Propebela alaskensis

Scientific classification
- Kingdom: Animalia
- Phylum: Mollusca
- Class: Gastropoda
- Subclass: Caenogastropoda
- Order: Neogastropoda
- Superfamily: Conoidea
- Family: Mangeliidae
- Genus: Propebela
- Species: P. alaskensis
- Binomial name: Propebela alaskensis (Dall, 1871)
- Synonyms: Mangelia alaskensis Dall, 1871; Oenopota alaskensis (W.H. Dall, 1871);

= Propebela alaskensis =

- Authority: (Dall, 1871)
- Synonyms: Mangelia alaskensis Dall, 1871, Oenopota alaskensis (W.H. Dall, 1871)

Species of gastropod

Propebela alaskensis is a species of sea snail, a marine gastropod mollusk in the family Mangeliidae,

==Description==
(Original description) The elongate, fusiform shell has a reddish or purplish brown color. It contains 8 evenly rounded whorls. The rather narrow aperture is less than half and more than a third as long as the shell. The outer lip is thin and sharp. sharp. The columella is straight, with a slight callus. The siphonal canal is short, wide and very slightly recurved. The sutural sinus is obsolete.

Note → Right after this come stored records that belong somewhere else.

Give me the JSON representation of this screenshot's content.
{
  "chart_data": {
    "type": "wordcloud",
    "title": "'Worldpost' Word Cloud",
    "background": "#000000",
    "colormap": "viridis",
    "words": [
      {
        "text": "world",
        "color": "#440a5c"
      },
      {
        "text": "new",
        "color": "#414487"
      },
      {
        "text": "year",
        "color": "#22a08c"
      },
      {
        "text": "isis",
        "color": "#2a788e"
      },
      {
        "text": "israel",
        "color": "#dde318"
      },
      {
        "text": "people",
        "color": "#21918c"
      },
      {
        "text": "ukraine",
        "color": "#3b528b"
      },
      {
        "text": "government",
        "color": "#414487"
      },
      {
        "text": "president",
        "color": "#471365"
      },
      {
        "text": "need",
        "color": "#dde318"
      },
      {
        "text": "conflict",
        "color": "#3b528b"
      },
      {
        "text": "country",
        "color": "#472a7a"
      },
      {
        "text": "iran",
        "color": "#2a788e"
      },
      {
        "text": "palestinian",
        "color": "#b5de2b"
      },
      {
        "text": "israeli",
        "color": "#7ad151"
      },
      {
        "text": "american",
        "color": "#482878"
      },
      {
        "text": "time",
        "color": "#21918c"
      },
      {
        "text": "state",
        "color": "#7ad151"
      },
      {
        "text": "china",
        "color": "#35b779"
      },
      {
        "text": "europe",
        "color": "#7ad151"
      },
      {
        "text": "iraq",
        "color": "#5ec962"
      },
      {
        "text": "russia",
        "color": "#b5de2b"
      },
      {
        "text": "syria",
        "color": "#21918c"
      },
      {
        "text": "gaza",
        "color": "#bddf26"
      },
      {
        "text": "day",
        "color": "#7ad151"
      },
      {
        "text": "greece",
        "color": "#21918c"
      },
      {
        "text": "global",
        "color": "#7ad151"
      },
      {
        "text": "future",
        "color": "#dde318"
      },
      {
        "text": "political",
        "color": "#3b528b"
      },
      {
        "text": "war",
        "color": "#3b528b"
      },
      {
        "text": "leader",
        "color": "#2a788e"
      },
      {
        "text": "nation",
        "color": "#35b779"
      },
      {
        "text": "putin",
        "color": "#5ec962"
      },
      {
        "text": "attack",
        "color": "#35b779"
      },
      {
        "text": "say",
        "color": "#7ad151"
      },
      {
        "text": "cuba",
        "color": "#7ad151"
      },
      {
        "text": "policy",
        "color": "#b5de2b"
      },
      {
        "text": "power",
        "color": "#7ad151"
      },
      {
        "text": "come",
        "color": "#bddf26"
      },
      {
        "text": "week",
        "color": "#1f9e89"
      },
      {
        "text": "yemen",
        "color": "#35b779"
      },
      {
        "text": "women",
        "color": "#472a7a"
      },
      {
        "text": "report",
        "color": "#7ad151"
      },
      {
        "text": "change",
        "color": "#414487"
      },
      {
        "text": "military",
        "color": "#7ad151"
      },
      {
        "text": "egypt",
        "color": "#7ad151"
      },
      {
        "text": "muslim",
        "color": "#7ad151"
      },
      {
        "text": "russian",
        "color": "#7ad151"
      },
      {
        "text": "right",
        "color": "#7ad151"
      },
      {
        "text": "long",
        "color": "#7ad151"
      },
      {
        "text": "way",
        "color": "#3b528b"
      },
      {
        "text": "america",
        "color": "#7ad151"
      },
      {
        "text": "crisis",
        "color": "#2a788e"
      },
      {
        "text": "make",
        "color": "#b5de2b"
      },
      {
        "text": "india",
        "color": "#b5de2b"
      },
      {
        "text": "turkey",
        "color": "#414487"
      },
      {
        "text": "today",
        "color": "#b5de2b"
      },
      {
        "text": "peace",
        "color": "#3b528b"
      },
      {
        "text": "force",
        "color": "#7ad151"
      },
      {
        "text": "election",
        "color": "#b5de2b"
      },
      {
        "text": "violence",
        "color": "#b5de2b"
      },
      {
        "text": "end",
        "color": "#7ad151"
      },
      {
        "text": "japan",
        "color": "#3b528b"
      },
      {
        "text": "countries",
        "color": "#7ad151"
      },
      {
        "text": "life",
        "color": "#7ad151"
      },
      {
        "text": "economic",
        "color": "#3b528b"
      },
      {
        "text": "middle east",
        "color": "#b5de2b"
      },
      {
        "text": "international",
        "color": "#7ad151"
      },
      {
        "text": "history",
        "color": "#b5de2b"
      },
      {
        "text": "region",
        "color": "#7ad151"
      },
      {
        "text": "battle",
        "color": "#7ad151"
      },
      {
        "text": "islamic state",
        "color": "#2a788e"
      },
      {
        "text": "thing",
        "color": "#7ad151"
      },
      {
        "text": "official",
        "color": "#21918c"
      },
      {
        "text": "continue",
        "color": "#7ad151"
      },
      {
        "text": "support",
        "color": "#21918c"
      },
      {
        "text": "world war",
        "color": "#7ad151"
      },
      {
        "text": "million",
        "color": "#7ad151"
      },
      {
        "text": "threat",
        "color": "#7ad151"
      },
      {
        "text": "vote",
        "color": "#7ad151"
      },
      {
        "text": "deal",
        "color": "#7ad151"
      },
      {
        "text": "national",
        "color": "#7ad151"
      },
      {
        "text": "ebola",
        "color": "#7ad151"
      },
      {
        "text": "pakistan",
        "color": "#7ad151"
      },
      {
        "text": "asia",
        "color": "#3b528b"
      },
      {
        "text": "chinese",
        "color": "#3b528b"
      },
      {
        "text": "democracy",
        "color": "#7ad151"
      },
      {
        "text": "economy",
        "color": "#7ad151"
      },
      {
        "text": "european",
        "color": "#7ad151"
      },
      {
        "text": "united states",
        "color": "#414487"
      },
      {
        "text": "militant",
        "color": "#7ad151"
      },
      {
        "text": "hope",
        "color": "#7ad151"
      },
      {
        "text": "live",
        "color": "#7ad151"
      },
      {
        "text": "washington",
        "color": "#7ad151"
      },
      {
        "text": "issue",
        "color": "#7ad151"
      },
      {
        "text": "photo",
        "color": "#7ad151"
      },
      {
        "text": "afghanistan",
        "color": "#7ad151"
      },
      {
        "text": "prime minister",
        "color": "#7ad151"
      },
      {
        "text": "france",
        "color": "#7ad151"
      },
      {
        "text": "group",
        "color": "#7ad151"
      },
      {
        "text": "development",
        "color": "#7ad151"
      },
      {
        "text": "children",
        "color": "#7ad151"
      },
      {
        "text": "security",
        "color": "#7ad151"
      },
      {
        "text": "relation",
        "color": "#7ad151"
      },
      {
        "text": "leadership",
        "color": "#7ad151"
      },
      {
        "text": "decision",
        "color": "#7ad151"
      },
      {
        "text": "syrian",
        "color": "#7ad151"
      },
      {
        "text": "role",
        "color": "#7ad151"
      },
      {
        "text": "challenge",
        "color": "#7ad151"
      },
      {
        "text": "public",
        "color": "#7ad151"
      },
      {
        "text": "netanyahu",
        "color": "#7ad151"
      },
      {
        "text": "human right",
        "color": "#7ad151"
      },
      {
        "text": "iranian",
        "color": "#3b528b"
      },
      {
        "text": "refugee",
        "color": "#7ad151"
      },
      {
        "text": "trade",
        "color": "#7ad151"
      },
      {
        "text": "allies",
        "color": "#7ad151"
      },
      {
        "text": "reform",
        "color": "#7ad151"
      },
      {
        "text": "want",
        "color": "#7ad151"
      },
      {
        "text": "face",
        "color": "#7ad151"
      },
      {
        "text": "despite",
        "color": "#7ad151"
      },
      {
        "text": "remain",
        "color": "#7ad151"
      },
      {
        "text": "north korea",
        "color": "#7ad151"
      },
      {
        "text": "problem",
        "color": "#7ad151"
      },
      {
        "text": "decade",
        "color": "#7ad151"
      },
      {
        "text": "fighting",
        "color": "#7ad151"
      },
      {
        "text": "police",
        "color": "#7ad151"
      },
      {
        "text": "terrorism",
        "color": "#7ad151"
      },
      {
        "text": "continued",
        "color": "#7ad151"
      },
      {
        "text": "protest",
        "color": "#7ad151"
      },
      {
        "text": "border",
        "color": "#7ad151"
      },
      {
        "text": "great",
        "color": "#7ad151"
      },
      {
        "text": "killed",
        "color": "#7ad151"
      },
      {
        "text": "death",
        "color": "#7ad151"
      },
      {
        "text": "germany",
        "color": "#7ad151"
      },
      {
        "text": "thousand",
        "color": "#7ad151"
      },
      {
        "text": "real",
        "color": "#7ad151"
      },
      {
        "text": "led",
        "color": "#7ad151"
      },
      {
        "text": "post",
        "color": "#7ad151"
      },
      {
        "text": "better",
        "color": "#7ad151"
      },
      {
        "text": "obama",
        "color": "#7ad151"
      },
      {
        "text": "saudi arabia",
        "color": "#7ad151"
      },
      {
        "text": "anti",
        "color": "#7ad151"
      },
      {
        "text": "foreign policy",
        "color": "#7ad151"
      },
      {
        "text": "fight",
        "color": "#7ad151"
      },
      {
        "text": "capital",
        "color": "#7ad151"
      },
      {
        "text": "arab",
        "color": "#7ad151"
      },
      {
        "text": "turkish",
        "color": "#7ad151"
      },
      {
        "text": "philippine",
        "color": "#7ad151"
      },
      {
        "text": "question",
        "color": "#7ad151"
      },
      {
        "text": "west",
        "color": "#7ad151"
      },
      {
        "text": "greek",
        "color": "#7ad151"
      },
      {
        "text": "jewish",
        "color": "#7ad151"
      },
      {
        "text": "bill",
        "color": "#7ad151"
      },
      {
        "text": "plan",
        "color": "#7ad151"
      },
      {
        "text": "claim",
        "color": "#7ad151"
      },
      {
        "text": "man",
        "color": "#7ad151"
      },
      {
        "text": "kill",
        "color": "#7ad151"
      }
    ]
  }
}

The sculpture shows almost imperceptible revolving lines, crossed by oblique longitudinal ribs, waved near the suture and obsolete on the lower half of the whorl. The lines of growth are irregular, quite evident. The epidermis is thin, andolivaceous. The whorls are slightly shouldered. The protoconch and the first few small whorls are whitish. The protoconch is smooth, obliquely bent and minute . The suture is deep and impressed. A slight callus shows on the columella. The interior of the aperture is polished, smooth and fuliginous. The ribs are rather strong on the upper whorls.

==Distribution==
This marine species occurs off Alaska.